The concept of deduplication is simple – it’s creating a single copy for all the duplicate bits or files that exist on a network. But how does it actually work and how do you use it? A little background: Microsoft introduced deduplication in Exchange (but they called it single instant storage) in order to deal with the problem of ever-expanding mail stores (Exchange databases). Let’s say one person gets a funny e-mail and just has to send it to all his friends at work. In the past, that guy’s e-mail and the attachment (and everyone he sent it to) are stored in everyone’s mailboxes. This made the mail store grow quickly.

Microsoft responded by keeping a single copy of the attachment in the mail store, but created pointers for everyone who received an e-mail with the attachment. This kept the mail store controllable. (A little math here: A 2MB attachment sent to 10 people would equal 20MB required to store the message. With single instance storage, the required storage space is 2 MB.)

Vendors are now offering solutions that apply deduplication across data centers and entire infrastructures. You can use it to keep a single copy of bits of data that are the same on a server in Hong Kong as one in New York. Think of all those Windows servers that you’ve installed and how many gigs of space are required just to install Windows. And how often are you backing up that same data just because it’s a Windows server? By deduplicating, you can save time, bandwidth, and disk because you need only one copy of all that Windows bloat.

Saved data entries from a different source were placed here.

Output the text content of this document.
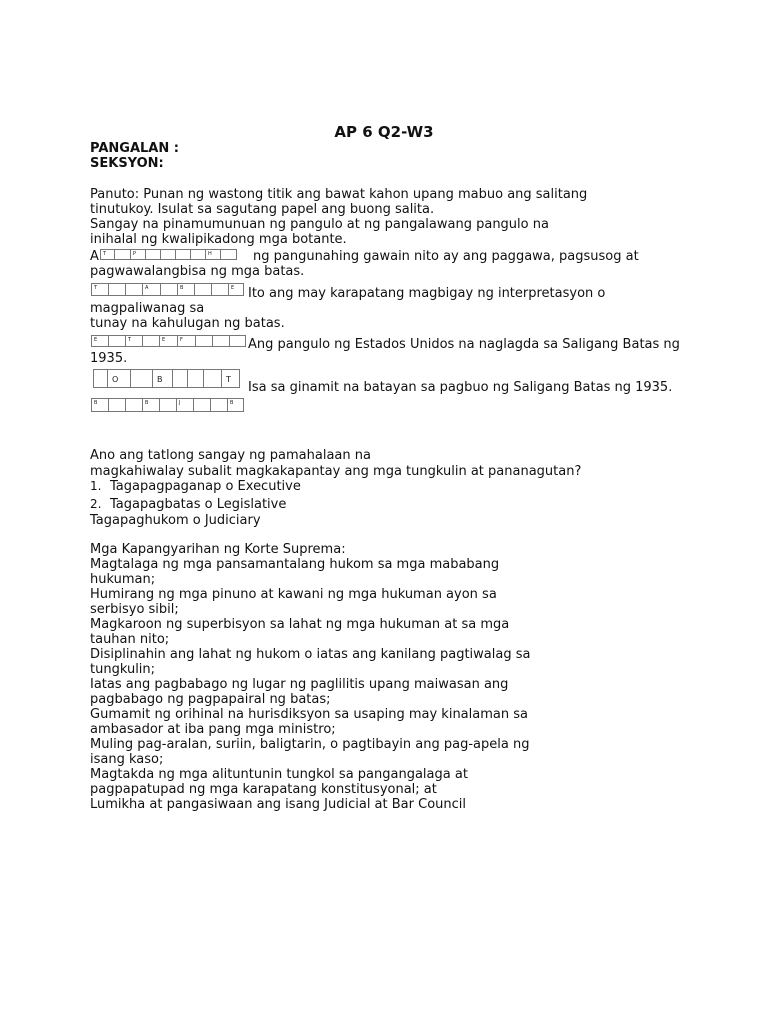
AP 6 Q2-W3
PANGALAN :
SEKSYON:
Panuto: Punan ng wastong titik ang bawat kahon upang mabuo ang salitang
tinutukoy. Isulat sa sagutang papel ang buong salita.
Sangay na pinamumunuan ng pangulo at ng pangalawang pangulo na
inihalal ng kwalipikadong mga botante.
A T	P	H	ng pangunahing gawain nito ay ang paggawa, pagsusog at
pagwawalangbisa ng mga batas.
T	A	B	E	Ito ang may karapatang magbigay ng interpretasyon o
magpaliwanag sa
tunay na kahulugan ng batas.
E	T	E	F	Ang pangulo ng Estados Unidos na naglagda sa Saligang Batas ng
1935.
O	B	T
Isa sa ginamit na batayan sa pagbuo ng Saligang Batas ng 1935.
B	B	J	B
Ano ang tatlong sangay ng pamahalaan na
magkahiwalay subalit magkakapantay ang mga tungkulin at pananagutan?
1. Tagapagpaganap o Executive
2. Tagapagbatas o Legislative
Tagapaghukom o Judiciary
Mga Kapangyarihan ng Korte Suprema:
Magtalaga ng mga pansamantalang hukom sa mga mababang
hukuman;
Humirang ng mga pinuno at kawani ng mga hukuman ayon sa
serbisyo sibil;
Magkaroon ng superbisyon sa lahat ng mga hukuman at sa mga
tauhan nito;
Disiplinahin ang lahat ng hukom o iatas ang kanilang pagtiwalag sa
tungkulin;
Iatas ang pagbabago ng lugar ng paglilitis upang maiwasan ang
pagbabago ng pagpapairal ng batas;
Gumamit ng orihinal na hurisdiksyon sa usaping may kinalaman sa
ambasador at iba pang mga ministro;
Muling pag-aralan, suriin, baligtarin, o pagtibayin ang pag-apela ng
isang kaso;
Magtakda ng mga alituntunin tungkol sa pangangalaga at
pagpapatupad ng mga karapatang konstitusyonal; at
Lumikha at pangasiwaan ang isang Judicial at Bar Council
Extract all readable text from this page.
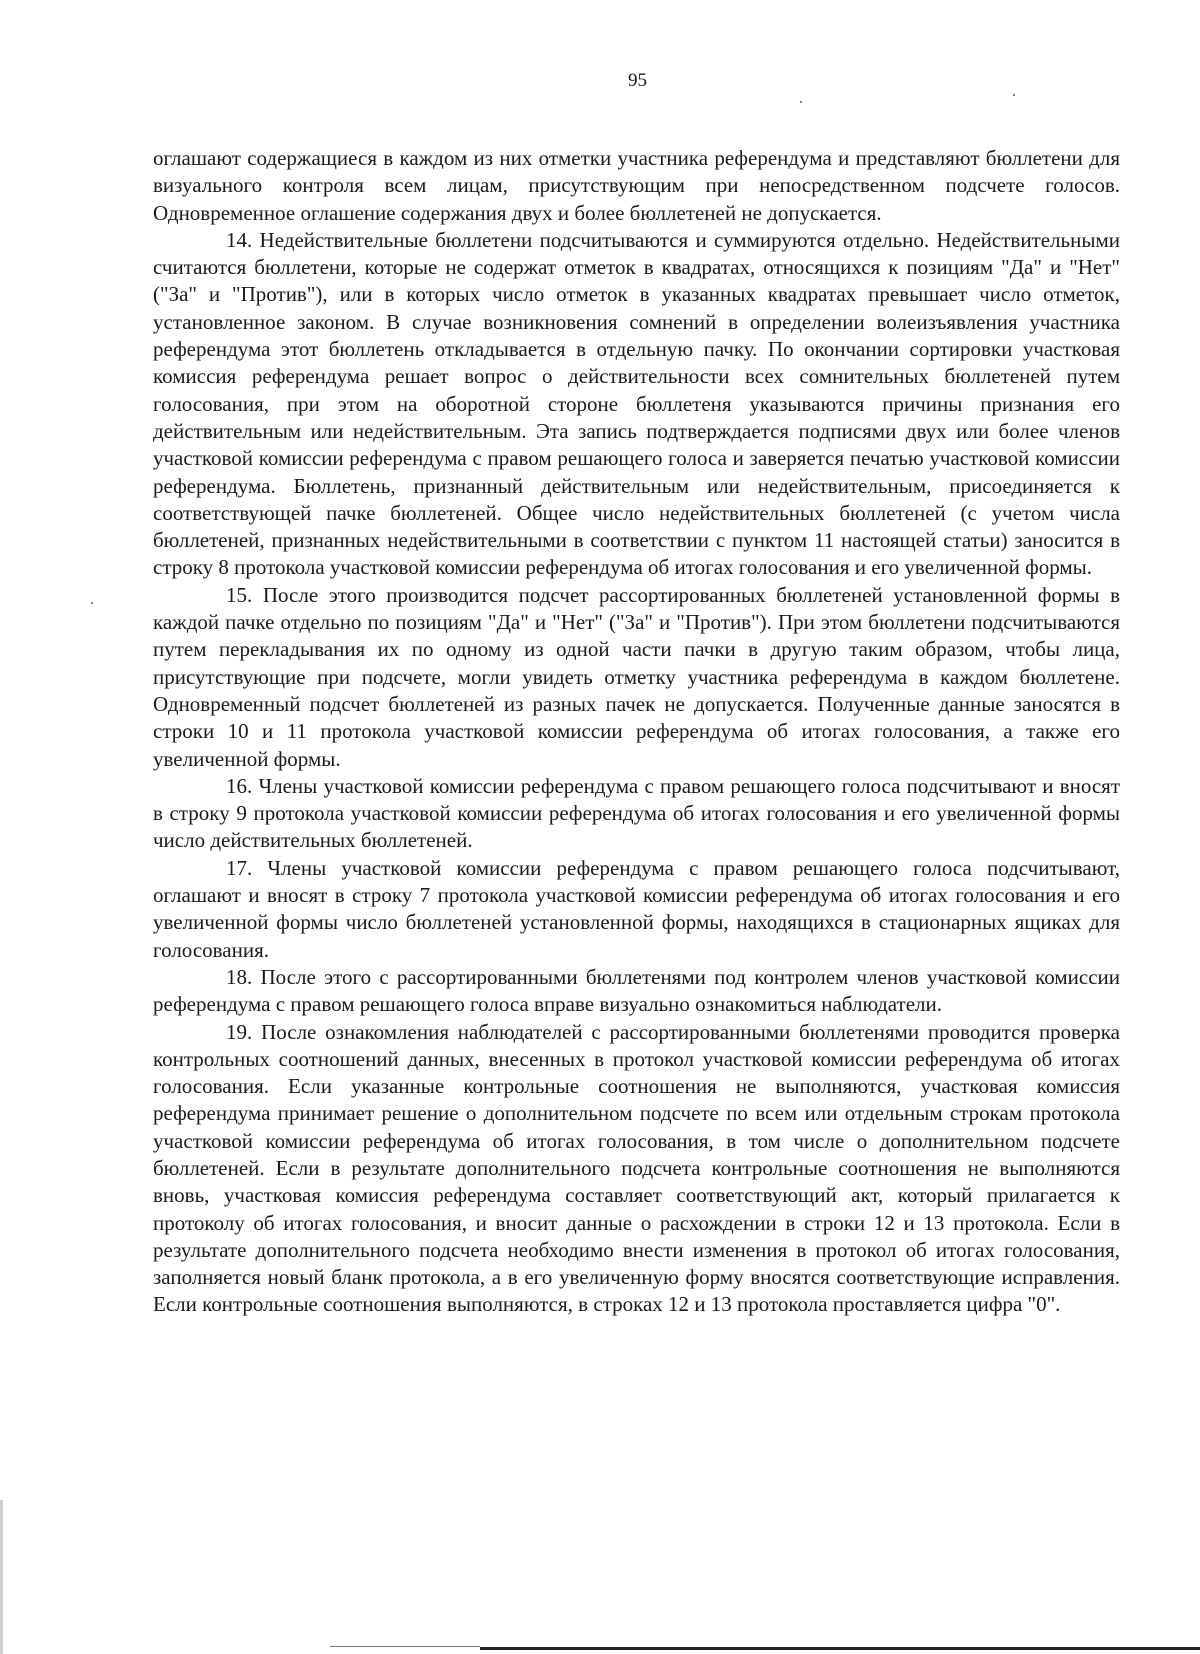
95

оглашают содержащиеся в каждом из них отметки участника референдума и представляют бюллетени для визуального контроля всем лицам, присутствующим при непосредственном подсчете голосов. Одновременное оглашение содержания двух и более бюллетеней не допускается.

14. Недействительные бюллетени подсчитываются и суммируются отдельно. Недействительными считаются бюллетени, которые не содержат отметок в квадратах, относящихся к позициям "Да" и "Нет" ("За" и "Против"), или в которых число отметок в указанных квадратах превышает число отметок, установленное законом. В случае возникновения сомнений в определении волеизъявления участника референдума этот бюллетень откладывается в отдельную пачку. По окончании сортировки участковая комиссия референдума решает вопрос о действительности всех сомнительных бюллетеней путем голосования, при этом на оборотной стороне бюллетеня указываются причины признания его действительным или недействительным. Эта запись подтверждается подписями двух или более членов участковой комиссии референдума с правом решающего голоса и заверяется печатью участковой комиссии референдума. Бюллетень, признанный действительным или недействительным, присоединяется к соответствующей пачке бюллетеней. Общее число недействительных бюллетеней (с учетом числа бюллетеней, признанных недействительными в соответствии с пунктом 11 настоящей статьи) заносится в строку 8 протокола участковой комиссии референдума об итогах голосования и его увеличенной формы.

15. После этого производится подсчет рассортированных бюллетеней установленной формы в каждой пачке отдельно по позициям "Да" и "Нет" ("За" и "Против"). При этом бюллетени подсчитываются путем перекладывания их по одному из одной части пачки в другую таким образом, чтобы лица, присутствующие при подсчете, могли увидеть отметку участника референдума в каждом бюллетене. Одновременный подсчет бюллетеней из разных пачек не допускается. Полученные данные заносятся в строки 10 и 11 протокола участковой комиссии референдума об итогах голосования, а также его увеличенной формы.

16. Члены участковой комиссии референдума с правом решающего голоса подсчитывают и вносят в строку 9 протокола участковой комиссии референдума об итогах голосования и его увеличенной формы число действительных бюллетеней.

17. Члены участковой комиссии референдума с правом решающего голоса подсчитывают, оглашают и вносят в строку 7 протокола участковой комиссии референдума об итогах голосования и его увеличенной формы число бюллетеней установленной формы, находящихся в стационарных ящиках для голосования.

18. После этого с рассортированными бюллетенями под контролем членов участковой комиссии референдума с правом решающего голоса вправе визуально ознакомиться наблюдатели.

19. После ознакомления наблюдателей с рассортированными бюллетенями проводится проверка контрольных соотношений данных, внесенных в протокол участковой комиссии референдума об итогах голосования. Если указанные контрольные соотношения не выполняются, участковая комиссия референдума принимает решение о дополнительном подсчете по всем или отдельным строкам протокола участковой комиссии референдума об итогах голосования, в том числе о дополнительном подсчете бюллетеней. Если в результате дополнительного подсчета контрольные соотношения не выполняются вновь, участковая комиссия референдума составляет соответствующий акт, который прилагается к протоколу об итогах голосования, и вносит данные о расхождении в строки 12 и 13 протокола. Если в результате дополнительного подсчета необходимо внести изменения в протокол об итогах голосования, заполняется новый бланк протокола, а в его увеличенную форму вносятся соответствующие исправления. Если контрольные соотношения выполняются, в строках 12 и 13 протокола проставляется цифра "0".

Here’s how it works: A scan of the data, either at the source (server) or the destination (VTL, Appliance, etc.) is performed and checked against what currently exists. The data is broken down into bits, files, or atoms (depending on the product and their marketing fluff) and then mapped. If the bits already exist on the destination, the data is not kept, but is mapped for future reference. As more data comes in, it’s also validated, copied, and/or mapped. The destination obviously needs storage space to hold what is being copied, but it doesn’t require the same amount as the aggregate of all the storage in the infrastructure.

Another bonus is that deduplication can also be used as a recovery point. Since maps are created to data, when data is created, modified, or deleted, the destination can be set up to keep track of these changes. This tracking mechanism allows for a point-in-time recovery. The maps of the data could be produced for the time a restore would be requested and the data is replayed to create the copy.

Deduplication is coming of age and a lot of vendors are jumping on the bandwagon. It will take some time to create a standard, but the concept is proven. It should be fairly easy to sell to business stakeholders, once you can explain how it will save money. If that doesn’t work, I’m sure someone out there can explain how it solves something required by SOX!